Thursday, May 15, 2008

I DO

Not long ago I was about to walk into Ralphs Market when I was accosted by a petitioneer (if there is such a word). He was a black man in his mid-40s I would say, tall, neatly dressed with a business-like demeanor.

“Excuse me, sir,” he said. “Are you registered to vote?” I didn’t really want to deal with whatever his story was going to be, but I have suuuuch a guilty conscience that I admitted to being a registered voter and gave him what attention I could spare from thoughts of my shopping list. He smiled and asked if I would sign a petition to create a constitutional amendment, defining marriage as a union between a man and a woman. That got my full attention.

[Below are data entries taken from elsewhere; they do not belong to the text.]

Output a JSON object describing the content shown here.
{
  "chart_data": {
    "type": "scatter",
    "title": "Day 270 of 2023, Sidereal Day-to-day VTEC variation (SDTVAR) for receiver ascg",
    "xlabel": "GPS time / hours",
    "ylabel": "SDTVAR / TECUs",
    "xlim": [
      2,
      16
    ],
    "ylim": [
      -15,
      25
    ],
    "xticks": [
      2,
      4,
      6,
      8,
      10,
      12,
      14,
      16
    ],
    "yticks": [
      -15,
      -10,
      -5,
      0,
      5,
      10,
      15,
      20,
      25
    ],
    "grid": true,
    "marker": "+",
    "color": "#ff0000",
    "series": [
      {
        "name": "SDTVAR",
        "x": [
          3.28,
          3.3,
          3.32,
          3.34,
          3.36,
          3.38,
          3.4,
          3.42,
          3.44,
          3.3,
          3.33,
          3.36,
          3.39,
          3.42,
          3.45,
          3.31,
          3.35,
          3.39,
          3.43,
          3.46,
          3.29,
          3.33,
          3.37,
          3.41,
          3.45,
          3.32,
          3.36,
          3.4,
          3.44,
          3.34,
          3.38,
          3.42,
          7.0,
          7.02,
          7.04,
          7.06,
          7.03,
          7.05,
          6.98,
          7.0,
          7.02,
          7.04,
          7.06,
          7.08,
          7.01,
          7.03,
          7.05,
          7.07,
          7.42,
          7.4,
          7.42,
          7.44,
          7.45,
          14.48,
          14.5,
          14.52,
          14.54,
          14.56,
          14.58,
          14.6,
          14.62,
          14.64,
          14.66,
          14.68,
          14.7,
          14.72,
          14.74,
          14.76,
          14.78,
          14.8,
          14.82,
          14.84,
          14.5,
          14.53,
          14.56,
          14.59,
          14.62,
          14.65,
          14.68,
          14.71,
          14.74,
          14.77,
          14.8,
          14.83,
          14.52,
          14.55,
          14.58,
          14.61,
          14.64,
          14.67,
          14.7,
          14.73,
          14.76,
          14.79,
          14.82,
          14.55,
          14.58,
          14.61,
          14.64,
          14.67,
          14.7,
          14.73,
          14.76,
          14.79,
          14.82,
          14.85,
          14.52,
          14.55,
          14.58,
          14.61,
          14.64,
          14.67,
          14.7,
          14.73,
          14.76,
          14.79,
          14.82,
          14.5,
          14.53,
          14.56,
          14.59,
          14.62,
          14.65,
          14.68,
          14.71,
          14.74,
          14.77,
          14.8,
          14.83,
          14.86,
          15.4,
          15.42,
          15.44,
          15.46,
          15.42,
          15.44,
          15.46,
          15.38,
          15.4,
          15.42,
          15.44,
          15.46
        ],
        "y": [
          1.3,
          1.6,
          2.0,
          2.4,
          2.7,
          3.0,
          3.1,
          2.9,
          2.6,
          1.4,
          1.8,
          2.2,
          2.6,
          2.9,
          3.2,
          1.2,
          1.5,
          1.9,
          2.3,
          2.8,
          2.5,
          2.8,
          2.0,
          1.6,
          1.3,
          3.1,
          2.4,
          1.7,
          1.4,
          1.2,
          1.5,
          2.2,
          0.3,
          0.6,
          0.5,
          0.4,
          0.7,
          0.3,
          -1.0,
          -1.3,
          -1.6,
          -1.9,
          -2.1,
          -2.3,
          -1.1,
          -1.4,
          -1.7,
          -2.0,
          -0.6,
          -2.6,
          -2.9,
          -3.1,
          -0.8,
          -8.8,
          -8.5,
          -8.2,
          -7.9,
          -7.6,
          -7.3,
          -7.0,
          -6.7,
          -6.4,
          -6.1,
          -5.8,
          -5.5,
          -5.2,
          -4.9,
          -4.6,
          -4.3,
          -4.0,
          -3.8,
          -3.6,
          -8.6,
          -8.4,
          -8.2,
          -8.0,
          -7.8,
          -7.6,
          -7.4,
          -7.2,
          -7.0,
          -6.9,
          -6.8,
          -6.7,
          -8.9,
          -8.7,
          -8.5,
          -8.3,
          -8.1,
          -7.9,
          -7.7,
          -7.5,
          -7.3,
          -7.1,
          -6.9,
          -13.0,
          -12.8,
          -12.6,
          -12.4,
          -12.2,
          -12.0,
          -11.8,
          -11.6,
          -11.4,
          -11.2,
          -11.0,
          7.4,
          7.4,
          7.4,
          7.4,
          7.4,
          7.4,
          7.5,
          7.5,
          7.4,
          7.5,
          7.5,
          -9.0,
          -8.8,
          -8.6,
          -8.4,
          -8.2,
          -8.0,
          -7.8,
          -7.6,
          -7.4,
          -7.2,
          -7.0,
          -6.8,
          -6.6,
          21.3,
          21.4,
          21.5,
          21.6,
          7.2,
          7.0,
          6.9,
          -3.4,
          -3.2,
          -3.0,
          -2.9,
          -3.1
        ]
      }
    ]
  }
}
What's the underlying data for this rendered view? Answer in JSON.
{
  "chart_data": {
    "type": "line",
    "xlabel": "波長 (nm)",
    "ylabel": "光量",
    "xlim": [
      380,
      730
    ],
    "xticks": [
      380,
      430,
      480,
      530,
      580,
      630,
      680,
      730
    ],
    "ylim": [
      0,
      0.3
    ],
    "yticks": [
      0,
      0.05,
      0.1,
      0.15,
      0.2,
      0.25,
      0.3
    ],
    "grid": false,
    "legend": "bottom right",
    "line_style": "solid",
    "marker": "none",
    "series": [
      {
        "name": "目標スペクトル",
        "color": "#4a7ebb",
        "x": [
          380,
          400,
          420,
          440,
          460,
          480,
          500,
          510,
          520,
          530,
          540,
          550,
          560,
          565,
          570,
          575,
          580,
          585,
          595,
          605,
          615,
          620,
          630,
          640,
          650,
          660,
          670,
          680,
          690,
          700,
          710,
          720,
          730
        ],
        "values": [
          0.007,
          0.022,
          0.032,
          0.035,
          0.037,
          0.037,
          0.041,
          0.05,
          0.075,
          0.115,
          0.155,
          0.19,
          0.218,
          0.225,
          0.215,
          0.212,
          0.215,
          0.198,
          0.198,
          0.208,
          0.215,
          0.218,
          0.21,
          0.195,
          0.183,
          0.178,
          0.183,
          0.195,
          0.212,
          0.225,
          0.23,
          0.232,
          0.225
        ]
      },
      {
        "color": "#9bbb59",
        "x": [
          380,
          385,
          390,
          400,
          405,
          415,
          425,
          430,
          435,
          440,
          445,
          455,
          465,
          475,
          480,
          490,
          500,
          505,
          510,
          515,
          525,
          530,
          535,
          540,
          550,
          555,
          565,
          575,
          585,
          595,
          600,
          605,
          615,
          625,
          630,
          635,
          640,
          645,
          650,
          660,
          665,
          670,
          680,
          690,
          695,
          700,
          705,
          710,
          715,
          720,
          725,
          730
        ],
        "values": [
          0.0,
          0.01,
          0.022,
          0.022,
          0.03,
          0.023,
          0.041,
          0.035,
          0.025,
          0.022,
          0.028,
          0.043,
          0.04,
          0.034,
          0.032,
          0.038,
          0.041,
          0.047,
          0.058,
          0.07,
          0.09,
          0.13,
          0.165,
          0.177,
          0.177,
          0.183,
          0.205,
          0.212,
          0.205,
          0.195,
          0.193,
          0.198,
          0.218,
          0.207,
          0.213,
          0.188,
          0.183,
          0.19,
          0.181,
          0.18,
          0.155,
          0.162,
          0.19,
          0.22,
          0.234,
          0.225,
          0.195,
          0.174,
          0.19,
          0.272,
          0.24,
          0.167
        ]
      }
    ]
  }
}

“You want to ban gay marriage?” I asked, a little bit surprised. He nodded, saying that the Bible called homosexuality an abomination. After a moment I smiled and said I would sign, if he would sign the petition I had in my car (I didn’t really have one) banning inter-racial marriage. Now he paused for a moment, trying to decide whether or not I was serious. “First of all,” I said, “if the Bible does say that homosexuality is an abomination, what that tells me is that there were homosexuals in biblical times just as there are now – and if there were, then God made them – and if God made them, they’re good enough for me. Second of all, what goes on in someone else’s bedroom is none of your damn business.”

By this time, steam was coming out of this guy’s ears, but fortunately for me, he must have signed a pledge not to kill anybody while he was out petitioning, ‘cause he sure looked like he wanted to kill me. Instead, he simply turned and walked away.

The California Supreme Court ruled today that no law may be passed preventing same-sex marriages in the state of California. It ruled further that any law curtailing the activities of any person on the basis of their sexual orientation was patently unconstitutional. You wouldn’t think such a law would even be necessary. You wouldn’t think that the guarantees of full citizenship would have to be reaffirmed for any law-abiding citizen. Well, better to have it in writing, I suppose.